Definition:
The presence of two or more possible meanings (either intended or inadvertent) in any passage.
Etymology:
From the Latin, "wandering about"Examples and Observations:
- "What immortal hand or eye
Could frame thy fearful symmetry?"
(William Blake, "The Tyger") - "I can't tell you how much I enjoyed meeting your husband."
- "More hay, Trigger?"
"No thanks, Roy, I'm stuffed!" - "I can't recommend this book too highly."
- "People ask me if I left the lyrics [of 'American Pie'] open to ambiguity. Of course I did. I wanted to make a whole series of complex statements. The lyrics had to do with the state of society at the time."
(Don McLean) - "Prostitutes Appeal to Pope"
(newspaper headline) - "Quintilian uses amphibolia (III.vi.46) to mean 'ambiguity,' and tells us (Vii.ix.1) that its species are innumerable; among them, presumably, are Pun and Irony."
(Richard A. Lanham, A Handlist of Rhetorical Terms, University of California Press, 1991) - "Nothing comes between me and my Calvins."
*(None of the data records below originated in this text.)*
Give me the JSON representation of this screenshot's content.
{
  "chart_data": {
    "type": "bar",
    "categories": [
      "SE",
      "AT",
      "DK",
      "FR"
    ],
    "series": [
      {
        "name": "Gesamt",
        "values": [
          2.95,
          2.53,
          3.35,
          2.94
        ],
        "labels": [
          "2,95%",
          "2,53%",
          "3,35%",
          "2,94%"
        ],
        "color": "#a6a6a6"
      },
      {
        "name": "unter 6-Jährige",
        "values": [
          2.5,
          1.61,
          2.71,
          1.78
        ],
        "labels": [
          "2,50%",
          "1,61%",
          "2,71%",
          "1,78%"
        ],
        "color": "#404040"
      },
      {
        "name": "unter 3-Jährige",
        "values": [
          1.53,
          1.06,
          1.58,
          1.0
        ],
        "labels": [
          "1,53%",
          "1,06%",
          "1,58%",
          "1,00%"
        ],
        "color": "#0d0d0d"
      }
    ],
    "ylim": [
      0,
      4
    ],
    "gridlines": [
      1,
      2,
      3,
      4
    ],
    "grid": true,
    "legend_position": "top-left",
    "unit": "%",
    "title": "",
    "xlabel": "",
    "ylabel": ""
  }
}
(advertising slogan for Calvin Klein jeans) - "We found the weapons of mass destruction. We found biological laboratories. You remember when Colin Powell stood up in front of the world, and he said, Iraq has got laboratories, mobile labs to build biological weapons. They're illegal. They're against the United Nations resolutions, and we've so far discovered two. And we'll find more weapons as time goes on. But for those who say we haven't found the banned manufacturing devices or banned weapons, they're wrong, we found them."